Wigner solution of the quark gap equation

TL;DR

This paper investigates the solutions of the quark gap equation within the NJL model, revealing the conditions under which Wigner and Nambu solutions exist and how they evolve with parameters like coupling strength, quark mass, temperature, and chemical potential.

Contribution

It provides a detailed analysis of the Wigner solution and its stability in the NJL model, including the concept of pseudo-Wigner solutions and their dependence on physical parameters.

Findings

Wigner solution exists at zero coupling in the chiral limit.

Pseudo-Wigner solutions become unstable as quark mass increases.

A second local minimum appears at high chemical potential, indicating phase transition features.

Abstract

Solutions and their evolutions of the quark gap equation are studied within the Nambu-Jona--Lasinio model, which is a basic issue for studying the QCD phase structure and locating the possible critical end point. It is shown that in the chiral limit case of the vacuum, chiral symmetry will hold if the coupling strength $G$ is small, then the system only has the Wigner solution at $M=0$. If increasing $G$, two symmetric minima will appear as the positive and `negative' Nambu solutions, however, the solution $M=0$ now corresponds to a maximum instead of a minimum of the thermodynamical potential, so is not a physically stable state anymore (we call it `pseudo-Wigner solution').

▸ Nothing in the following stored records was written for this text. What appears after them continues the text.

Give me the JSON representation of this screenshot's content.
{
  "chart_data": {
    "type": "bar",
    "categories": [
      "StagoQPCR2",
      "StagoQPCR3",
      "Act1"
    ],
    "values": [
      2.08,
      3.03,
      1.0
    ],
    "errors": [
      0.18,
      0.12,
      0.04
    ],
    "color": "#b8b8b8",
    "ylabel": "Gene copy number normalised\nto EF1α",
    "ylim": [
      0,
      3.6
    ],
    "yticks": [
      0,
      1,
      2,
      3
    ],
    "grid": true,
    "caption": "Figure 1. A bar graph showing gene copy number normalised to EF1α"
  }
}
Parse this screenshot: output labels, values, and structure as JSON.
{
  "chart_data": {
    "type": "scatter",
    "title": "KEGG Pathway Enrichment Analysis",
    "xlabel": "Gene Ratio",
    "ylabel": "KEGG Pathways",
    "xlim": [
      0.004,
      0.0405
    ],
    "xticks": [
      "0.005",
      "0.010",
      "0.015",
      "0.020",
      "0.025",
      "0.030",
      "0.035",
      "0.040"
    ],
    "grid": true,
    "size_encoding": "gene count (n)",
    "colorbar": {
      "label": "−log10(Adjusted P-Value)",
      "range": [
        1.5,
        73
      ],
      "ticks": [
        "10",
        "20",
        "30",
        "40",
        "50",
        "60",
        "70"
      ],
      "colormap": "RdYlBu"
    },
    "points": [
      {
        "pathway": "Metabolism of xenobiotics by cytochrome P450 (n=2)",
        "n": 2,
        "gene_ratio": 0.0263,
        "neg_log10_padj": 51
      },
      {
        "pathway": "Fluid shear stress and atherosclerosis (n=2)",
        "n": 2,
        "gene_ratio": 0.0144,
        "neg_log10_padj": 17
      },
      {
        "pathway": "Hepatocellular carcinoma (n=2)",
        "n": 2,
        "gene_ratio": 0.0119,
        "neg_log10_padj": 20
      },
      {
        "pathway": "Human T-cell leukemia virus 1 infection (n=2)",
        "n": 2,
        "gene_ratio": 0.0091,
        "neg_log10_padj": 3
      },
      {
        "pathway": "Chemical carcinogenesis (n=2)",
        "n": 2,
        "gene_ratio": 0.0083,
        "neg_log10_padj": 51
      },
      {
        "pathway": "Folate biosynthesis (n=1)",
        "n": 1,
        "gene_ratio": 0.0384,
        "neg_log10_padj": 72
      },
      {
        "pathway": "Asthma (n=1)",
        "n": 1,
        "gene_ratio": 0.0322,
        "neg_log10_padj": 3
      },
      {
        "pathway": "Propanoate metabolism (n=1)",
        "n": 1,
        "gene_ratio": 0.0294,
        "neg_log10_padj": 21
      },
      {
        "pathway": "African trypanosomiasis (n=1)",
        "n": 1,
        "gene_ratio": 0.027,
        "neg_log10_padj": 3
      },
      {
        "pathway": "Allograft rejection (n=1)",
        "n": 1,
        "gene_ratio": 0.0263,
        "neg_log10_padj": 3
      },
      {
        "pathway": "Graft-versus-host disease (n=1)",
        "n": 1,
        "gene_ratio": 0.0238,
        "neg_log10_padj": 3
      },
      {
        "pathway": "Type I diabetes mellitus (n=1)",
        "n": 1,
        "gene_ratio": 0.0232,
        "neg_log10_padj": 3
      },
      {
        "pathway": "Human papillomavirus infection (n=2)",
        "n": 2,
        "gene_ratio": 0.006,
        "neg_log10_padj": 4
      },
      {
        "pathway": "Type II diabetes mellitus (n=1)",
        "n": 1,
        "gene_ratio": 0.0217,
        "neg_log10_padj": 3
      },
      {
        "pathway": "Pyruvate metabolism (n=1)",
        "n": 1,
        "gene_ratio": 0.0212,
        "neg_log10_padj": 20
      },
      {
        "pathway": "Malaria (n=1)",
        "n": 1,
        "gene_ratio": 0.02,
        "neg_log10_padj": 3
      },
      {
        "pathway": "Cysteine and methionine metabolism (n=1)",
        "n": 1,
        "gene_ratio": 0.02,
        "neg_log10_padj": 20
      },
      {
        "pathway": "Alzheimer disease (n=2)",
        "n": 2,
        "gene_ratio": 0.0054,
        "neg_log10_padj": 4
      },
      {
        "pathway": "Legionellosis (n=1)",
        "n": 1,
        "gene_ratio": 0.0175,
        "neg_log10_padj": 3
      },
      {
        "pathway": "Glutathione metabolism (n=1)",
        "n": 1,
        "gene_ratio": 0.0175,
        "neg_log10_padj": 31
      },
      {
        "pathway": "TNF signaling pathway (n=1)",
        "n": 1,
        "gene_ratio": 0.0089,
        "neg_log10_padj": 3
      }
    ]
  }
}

Besides, it is shown that as the current quark mass $m$ increases, the pseudo-Wigner solution will become negative, and disappear together with the negative Nambu solution if $m$ is large enough. Similar things happen if we increase the temperature or quark chemical potential $\mu$. Some interesting phenomenon is, from some $\mu$ a second local minimum will show up. As $\mu$ increases gradually, it will be stabler than the Nambu solution, survives even the Nambu solution disappears, and approaches $m$, which are just the features of the Wigner solution we expect.